Kanzius' technology would enhance cancer cells and make them vulnerable to heat from a radio-frequency device operated from outside the body.
"The idea that John has come up with is very novel," Curley said, "I told him I'd love to work on it and study it. He said he was very interested in us getting involved."
Having UPMC and M.D. Anderson working on the project will put his technology "on a super fast track," Kanzius said.
"This represents a medical superstar team working on this medical application," he said. "We will now know sooner rather than later what the potential of this treatment protocol will be."

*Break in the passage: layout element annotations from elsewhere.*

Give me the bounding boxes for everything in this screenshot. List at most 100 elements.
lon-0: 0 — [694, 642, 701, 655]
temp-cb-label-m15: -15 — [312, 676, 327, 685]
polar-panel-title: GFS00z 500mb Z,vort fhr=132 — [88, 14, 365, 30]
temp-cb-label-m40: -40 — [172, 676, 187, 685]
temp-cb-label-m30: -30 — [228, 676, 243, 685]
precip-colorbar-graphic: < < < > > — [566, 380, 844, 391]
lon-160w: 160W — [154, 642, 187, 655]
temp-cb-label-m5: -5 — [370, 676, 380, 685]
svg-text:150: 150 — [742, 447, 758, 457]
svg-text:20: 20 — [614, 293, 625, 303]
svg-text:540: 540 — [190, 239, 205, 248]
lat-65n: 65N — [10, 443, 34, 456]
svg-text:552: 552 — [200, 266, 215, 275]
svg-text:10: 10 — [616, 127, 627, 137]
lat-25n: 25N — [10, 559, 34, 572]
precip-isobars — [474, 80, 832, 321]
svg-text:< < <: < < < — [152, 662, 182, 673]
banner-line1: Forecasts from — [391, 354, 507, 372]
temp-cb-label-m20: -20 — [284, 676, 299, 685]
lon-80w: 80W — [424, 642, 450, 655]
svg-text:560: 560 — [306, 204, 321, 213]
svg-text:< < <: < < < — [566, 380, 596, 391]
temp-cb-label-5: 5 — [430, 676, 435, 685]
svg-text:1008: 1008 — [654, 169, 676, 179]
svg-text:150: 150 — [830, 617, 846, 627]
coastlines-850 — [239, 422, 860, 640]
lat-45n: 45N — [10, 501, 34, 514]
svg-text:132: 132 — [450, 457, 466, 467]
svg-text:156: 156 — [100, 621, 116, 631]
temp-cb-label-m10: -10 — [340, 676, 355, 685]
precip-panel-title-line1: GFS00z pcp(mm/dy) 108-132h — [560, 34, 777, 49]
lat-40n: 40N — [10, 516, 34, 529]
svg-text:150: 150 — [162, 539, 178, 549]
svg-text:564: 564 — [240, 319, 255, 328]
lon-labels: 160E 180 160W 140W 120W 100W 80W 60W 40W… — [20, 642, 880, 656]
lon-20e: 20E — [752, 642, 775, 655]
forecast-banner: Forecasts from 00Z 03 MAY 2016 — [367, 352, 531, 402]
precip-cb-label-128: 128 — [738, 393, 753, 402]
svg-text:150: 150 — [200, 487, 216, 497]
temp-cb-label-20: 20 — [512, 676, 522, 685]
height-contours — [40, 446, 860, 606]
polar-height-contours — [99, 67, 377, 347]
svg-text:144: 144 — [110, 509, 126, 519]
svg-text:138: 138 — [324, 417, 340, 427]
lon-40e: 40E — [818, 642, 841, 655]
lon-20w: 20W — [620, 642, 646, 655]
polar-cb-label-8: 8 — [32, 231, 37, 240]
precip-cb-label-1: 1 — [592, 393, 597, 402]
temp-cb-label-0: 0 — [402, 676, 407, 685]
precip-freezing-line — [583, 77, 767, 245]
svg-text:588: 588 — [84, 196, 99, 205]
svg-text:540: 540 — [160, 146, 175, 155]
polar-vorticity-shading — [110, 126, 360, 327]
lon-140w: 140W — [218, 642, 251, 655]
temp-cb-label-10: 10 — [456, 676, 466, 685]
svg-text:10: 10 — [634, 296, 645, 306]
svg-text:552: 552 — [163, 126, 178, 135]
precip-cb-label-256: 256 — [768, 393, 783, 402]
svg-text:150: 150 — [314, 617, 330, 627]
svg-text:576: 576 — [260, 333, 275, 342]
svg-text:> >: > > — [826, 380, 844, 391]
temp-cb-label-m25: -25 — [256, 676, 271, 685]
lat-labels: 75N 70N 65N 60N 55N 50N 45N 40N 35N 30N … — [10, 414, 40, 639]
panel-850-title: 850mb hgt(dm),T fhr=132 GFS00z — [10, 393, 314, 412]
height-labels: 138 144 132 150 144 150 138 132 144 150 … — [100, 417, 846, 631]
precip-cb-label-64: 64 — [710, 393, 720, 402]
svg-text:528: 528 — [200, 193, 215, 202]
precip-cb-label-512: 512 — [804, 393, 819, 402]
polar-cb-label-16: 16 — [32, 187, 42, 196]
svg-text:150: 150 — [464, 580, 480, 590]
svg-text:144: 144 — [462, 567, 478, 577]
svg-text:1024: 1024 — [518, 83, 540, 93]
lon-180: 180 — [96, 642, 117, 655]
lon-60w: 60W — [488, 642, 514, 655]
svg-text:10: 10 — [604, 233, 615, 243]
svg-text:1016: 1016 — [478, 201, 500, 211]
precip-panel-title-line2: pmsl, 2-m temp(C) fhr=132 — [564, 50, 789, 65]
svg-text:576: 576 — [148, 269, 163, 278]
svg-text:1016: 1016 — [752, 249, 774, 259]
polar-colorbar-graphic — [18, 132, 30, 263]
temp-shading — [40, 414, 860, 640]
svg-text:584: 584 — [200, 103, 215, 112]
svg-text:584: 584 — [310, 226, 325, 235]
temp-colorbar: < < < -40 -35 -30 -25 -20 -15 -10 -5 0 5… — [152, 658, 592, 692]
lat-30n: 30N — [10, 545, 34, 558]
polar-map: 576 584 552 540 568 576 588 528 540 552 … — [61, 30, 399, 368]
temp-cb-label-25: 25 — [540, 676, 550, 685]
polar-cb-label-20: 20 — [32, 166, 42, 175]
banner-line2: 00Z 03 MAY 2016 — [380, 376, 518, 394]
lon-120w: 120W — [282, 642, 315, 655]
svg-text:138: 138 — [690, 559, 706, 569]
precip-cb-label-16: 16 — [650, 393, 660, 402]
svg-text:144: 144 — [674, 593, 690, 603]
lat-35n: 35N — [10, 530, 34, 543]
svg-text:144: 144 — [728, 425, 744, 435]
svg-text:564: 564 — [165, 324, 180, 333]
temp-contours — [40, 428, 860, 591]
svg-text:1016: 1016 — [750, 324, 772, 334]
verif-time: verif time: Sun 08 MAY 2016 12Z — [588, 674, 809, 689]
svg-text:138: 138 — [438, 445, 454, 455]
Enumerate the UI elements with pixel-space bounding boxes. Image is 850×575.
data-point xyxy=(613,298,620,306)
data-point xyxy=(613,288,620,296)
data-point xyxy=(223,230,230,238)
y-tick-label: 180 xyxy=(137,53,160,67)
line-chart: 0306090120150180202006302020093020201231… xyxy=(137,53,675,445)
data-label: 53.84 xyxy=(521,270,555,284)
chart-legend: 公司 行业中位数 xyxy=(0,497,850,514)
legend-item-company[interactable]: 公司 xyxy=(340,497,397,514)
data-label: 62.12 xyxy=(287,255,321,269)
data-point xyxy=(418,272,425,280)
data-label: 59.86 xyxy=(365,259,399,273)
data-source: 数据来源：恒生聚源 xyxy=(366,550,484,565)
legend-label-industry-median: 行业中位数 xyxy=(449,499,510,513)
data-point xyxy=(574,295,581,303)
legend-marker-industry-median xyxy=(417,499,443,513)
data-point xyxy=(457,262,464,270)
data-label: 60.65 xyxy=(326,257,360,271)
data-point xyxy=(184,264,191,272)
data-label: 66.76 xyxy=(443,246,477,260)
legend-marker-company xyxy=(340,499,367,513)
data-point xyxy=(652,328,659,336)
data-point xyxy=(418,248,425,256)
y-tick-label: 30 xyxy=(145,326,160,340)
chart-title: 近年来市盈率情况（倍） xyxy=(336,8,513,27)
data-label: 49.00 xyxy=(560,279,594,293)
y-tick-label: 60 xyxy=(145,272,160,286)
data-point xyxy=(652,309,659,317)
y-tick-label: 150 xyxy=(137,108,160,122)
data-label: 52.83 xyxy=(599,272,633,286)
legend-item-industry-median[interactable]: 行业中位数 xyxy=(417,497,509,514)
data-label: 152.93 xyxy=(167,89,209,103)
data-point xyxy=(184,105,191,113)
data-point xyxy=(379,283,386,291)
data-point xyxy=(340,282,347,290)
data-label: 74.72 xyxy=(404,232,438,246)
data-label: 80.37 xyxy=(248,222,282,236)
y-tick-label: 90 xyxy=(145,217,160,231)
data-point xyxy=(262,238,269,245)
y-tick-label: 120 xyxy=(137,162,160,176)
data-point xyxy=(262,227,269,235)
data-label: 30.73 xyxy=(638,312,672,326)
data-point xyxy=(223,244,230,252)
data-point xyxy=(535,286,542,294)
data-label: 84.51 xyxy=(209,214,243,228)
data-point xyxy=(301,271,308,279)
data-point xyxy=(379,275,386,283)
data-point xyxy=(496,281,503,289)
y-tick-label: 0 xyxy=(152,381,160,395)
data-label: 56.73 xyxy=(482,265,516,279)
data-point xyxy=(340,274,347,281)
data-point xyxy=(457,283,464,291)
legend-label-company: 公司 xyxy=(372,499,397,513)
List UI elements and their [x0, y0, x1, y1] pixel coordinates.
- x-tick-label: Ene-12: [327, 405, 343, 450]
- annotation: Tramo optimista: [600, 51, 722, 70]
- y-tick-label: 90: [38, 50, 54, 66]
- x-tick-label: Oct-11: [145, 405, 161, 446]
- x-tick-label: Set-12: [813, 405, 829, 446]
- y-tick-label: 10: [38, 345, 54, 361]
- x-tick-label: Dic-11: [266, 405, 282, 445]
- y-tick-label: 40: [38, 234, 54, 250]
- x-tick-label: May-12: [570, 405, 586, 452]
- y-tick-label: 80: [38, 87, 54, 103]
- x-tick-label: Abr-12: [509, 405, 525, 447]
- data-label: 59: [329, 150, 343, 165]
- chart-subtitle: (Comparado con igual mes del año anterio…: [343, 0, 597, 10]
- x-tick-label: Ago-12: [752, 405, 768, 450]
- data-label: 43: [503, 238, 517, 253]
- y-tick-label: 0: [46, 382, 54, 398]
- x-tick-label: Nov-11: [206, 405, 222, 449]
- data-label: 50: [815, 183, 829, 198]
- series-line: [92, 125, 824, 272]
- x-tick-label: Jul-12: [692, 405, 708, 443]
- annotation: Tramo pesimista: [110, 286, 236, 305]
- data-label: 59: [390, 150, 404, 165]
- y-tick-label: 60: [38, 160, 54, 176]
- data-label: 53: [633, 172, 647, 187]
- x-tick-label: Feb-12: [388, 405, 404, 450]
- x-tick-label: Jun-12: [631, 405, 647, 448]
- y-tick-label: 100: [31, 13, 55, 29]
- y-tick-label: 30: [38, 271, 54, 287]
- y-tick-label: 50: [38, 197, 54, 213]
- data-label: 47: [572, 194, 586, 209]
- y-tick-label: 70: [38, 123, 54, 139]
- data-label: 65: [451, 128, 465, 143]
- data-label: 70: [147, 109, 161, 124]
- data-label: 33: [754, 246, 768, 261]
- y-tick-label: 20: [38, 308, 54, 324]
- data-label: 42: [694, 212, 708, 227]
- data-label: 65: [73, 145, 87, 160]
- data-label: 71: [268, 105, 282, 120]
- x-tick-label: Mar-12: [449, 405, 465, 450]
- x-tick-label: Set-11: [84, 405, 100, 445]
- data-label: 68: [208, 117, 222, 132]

Kanzius, a native of South Strabane, Washington County, graduated from Trinity Area High School in 1962, and holds an electronics degree from Allegheny Institute of Technology.
The resident of Millcreek, Erie County, owned Jet Broadcasting Inc. of Erie, which operated a string of radio and television stations. He sold his last radio station and retired in 2003 after being diagnosed with rare B-cell leukemia.
While undergoing chemotherapy, he said, the impact it had on fellow cancer patients inspired him to come up with a plan to use a nontoxic cell enhancement to render cancer cells vulnerable to radio frequencies.
Geller, who said it will take up to two years to determine the potential of Kanzius technology, began animal testing in May with a $200,000 grant that Sen. Arlen Specter, R-Pa., included in a Senate bill in December.
Curley said he will start testing Kanzius' technology on rabbits and pigs this fall.